Summary: God offers all people an extraordinary invitation to come to him....

1. An extraordinary invitation (55:1-4)

Last week I attended my first ever Chinese Wedding Banquet. Because I had never actually been to one before, I was told there would be quite a bit of food. So right from the start I had fairly high expectations. I’m quite a big fan of food as some of you might know, particularly if it is pork or high quality seafood. We turn up at ten past 8, 5 minutes later, the first dish is out on the table - it’s suckling pig - that’s not a bad entrée. 2nd dish, prawns in some fancy sauce, third dish crab, fourth dish, lobster in chili sauce, 5th dish perch, 6th - another crab, and on and on for 11 dishes! Like I said, I am quite partial to a bit of pig and seafood so you can imagine I quite enjoyed myself! It was an amazing meal - I was satisfied with the first 3 dishes alone but the more I got into each dish, the better and better the whole experience became. And just when I thought it couldn’t get better - here, have a bit of lobster! It was no ordinary meal.

Today’s passage that was read to us before is all about an invitation. An extraordinary invitation that just gets better and better the closer you look at it. In order to appreciate this invitation, we must first look at the historical context. Isaiah 54: 7-8: for a brief moment I abandoned you, but with deep compassion I will bring you back. In a surge of anger I hid my face from you for a moment, but with everlasting kindness I will have compassion on you,” says the LORD, your Redeemer.

The people of God have been all but destroyed.
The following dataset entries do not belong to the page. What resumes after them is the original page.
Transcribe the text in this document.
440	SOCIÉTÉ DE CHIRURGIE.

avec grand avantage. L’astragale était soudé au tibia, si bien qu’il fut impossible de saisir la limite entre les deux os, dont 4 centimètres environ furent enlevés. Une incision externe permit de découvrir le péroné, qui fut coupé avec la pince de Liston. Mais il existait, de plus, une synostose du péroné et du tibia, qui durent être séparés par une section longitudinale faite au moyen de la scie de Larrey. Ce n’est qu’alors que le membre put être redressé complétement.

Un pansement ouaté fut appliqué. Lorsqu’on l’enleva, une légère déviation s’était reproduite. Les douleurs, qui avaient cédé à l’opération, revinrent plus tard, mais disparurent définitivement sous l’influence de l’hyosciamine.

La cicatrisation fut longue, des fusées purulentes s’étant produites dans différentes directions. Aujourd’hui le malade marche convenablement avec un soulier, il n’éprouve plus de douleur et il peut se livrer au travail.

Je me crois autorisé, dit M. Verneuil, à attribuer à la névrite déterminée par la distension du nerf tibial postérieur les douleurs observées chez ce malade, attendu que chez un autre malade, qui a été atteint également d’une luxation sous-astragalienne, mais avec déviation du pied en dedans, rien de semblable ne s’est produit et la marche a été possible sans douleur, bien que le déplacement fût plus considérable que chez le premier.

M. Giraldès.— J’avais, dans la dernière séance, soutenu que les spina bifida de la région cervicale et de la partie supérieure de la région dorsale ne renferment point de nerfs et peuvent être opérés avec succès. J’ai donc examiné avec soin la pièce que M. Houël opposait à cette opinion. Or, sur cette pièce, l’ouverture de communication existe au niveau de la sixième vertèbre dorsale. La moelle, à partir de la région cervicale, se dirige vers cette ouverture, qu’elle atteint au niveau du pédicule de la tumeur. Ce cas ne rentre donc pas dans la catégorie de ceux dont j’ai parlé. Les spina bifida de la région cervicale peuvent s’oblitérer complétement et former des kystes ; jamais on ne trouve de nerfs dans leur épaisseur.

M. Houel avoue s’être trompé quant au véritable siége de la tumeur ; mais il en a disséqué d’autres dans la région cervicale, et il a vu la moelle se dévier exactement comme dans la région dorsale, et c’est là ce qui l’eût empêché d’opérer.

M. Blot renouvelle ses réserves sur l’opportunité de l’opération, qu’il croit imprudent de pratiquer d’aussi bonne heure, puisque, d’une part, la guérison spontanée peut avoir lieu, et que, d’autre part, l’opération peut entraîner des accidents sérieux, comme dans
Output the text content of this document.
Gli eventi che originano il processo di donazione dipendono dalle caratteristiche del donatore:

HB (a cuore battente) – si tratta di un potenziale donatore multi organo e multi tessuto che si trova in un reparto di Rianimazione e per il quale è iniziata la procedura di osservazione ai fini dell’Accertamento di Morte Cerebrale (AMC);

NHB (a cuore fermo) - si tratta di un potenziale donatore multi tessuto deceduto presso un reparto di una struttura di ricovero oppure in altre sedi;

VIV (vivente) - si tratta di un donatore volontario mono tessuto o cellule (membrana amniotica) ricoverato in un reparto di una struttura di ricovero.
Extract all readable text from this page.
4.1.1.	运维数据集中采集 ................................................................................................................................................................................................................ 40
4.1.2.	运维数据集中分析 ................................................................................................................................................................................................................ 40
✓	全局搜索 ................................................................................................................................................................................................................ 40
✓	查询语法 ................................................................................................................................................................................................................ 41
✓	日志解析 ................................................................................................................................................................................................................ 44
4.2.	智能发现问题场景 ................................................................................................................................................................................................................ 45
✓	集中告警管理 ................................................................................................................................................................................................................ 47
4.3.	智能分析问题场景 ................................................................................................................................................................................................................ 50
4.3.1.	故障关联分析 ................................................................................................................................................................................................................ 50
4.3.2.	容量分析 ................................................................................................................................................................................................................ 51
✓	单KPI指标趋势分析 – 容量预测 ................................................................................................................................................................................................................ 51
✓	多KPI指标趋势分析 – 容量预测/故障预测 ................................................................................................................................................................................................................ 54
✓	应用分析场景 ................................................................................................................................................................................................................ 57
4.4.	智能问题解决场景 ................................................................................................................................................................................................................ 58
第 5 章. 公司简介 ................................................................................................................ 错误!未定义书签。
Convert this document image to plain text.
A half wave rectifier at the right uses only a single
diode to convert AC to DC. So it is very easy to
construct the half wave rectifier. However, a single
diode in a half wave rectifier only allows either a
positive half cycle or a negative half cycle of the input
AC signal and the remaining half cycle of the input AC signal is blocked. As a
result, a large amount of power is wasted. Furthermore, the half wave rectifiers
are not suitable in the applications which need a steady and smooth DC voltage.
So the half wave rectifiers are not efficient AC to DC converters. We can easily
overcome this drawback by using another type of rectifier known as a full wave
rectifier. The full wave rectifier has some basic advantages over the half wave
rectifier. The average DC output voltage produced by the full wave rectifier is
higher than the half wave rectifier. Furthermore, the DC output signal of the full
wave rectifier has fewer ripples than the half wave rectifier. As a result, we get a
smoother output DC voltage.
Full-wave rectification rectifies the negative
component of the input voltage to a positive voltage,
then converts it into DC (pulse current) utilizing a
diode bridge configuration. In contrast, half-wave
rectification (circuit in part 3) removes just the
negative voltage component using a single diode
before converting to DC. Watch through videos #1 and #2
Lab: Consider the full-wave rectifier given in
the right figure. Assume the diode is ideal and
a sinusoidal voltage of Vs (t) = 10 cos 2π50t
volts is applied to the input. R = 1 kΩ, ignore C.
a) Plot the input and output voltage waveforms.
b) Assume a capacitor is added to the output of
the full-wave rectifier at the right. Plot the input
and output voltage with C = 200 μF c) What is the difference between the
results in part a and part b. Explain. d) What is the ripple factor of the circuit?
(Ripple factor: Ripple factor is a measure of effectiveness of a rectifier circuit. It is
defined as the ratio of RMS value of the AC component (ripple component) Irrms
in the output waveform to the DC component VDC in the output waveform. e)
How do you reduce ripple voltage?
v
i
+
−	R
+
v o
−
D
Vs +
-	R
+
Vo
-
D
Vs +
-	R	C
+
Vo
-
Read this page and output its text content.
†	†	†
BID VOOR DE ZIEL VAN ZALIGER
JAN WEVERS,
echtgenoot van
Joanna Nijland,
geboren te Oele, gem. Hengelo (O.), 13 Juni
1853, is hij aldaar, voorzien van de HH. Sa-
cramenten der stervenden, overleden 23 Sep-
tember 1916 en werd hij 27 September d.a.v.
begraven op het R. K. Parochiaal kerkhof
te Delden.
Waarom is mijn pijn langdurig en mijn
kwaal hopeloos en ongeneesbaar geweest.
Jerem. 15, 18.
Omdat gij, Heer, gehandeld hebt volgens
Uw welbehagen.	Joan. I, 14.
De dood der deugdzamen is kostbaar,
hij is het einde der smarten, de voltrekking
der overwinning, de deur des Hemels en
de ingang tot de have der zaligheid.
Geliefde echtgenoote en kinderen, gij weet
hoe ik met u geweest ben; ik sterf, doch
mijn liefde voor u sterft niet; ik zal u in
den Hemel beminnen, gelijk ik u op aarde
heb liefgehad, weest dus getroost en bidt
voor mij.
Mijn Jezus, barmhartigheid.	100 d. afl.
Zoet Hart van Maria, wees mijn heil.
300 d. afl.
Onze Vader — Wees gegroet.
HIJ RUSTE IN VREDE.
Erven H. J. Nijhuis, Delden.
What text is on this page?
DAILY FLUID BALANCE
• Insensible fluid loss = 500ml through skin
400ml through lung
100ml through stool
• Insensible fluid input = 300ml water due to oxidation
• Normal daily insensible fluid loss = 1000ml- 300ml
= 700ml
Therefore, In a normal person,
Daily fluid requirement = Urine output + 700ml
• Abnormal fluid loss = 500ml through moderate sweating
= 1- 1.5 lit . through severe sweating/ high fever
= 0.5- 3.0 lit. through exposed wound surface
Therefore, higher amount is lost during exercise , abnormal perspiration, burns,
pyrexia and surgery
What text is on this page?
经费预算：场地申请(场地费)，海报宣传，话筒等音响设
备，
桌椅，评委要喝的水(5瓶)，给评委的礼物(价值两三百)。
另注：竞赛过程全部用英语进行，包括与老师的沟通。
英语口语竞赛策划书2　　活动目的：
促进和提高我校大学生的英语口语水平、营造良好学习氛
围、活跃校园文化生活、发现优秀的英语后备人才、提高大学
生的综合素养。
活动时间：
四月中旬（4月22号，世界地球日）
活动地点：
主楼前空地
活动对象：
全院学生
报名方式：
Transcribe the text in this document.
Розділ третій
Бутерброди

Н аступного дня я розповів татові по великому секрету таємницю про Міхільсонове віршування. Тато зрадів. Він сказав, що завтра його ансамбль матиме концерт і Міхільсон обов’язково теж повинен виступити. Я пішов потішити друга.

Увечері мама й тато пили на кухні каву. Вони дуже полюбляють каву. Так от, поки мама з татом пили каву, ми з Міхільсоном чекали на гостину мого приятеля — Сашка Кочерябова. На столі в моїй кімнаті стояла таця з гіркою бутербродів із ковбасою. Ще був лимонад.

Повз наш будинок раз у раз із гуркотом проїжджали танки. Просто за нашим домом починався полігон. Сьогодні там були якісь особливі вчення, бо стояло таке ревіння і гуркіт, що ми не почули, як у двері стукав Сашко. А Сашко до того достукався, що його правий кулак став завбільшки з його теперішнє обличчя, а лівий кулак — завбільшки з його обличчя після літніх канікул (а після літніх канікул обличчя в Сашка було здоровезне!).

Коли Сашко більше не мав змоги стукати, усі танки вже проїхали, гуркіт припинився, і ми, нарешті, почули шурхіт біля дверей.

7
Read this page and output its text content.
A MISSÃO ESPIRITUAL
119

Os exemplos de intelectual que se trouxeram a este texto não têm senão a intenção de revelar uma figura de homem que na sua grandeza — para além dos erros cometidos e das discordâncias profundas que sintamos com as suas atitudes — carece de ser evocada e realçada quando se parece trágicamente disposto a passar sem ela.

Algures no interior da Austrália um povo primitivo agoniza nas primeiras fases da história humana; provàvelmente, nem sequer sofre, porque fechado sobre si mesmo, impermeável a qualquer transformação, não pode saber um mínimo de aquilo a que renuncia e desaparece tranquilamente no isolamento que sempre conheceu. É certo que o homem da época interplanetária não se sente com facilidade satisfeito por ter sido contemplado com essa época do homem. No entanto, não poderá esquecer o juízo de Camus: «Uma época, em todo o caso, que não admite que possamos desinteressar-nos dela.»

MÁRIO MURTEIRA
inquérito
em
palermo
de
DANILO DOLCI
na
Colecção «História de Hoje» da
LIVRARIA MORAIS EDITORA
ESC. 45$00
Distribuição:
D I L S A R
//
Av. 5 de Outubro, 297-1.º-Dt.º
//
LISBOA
Wiped out, over a period of about 150 years. There is almost nothing left to them - just a small rabble who are actually slaves to a much more impressive nation. They are desperate, helpless and without hope. And it is in this situation, where that the words of chapter 55 verse 1 fill the page. Come all you who are thirsty, come to the waters; and you who have no money, come, buy and eat! Come, buy wine and milk without money and without cost. To those in captivity and in deep need - what an invitation! An invitation to drink, to come to the waters – it doesn’t matter if you’ve got money or not – just come! It’s not a bad offer is it? And yet straight away, you notice something a little strange about the second half of the offer. They’re offered water; It doesn’t deliver on that promise of water. Instead of water, there is wine, there is milk. Is this deception on God’s part?

Well, It’s like someone comes up to me after the service this morning and asks me round to their place for a few sandwiches for lunch. I’m happy enough with the sandwiches, it’s a free lunch but then when I get there - there’s this 11 course banquet before me! God promises water, but exceeds their expectations by delivering wine as celebration and milk…well the people of God probably haven’t seen that since they were living in the Promised Land –a land flowing with milk and honey. And did you notice that although the invitation is to those who are without money, they are invited to buy….Seems a strange choice of words to deliberately invite those without money to buy food.

Yet this is a tough audience that God is extending the invitation to….they need convincing! So in verse two and three we get a real contrast between what these people already have and what God is offering. You see they hunger for that which is not bread, they chase after, they live for, they desire that which does not satisfy, which cannot satisfy! (pause) These are people who have turned their backs on God, who have shut their ears and sold out for a meal which they think is worth the world, yet they have forfeited their soul. So God pleads with them half way thru v2: Listen, listen to me and eat what is good and your soul will delight in the richest of fare. Give ear and come to me (did you catch this invitation to once again come to God) hear me; that your soul may live. Throughout the OT, but particularly during this exile there are moments where God’s people were in such torment, such agony because they could not hear God’s word. Amos 8:11 describes it as God sending a famine – not a famine of food or a thirst for water, but a famine of hearing the words of the Lord. They will stagger about, desperate, pleading to hear a syllable from the mouth of God – but encounter only silence. Yet here in Isaiah, those days are over. Now, there is an avalanche of words – God himself is pleading that they listen to his words. God is offering his people a chance to have their hearing restored, that they may listen to his word again. Words which offer life, more than that, life in abundance.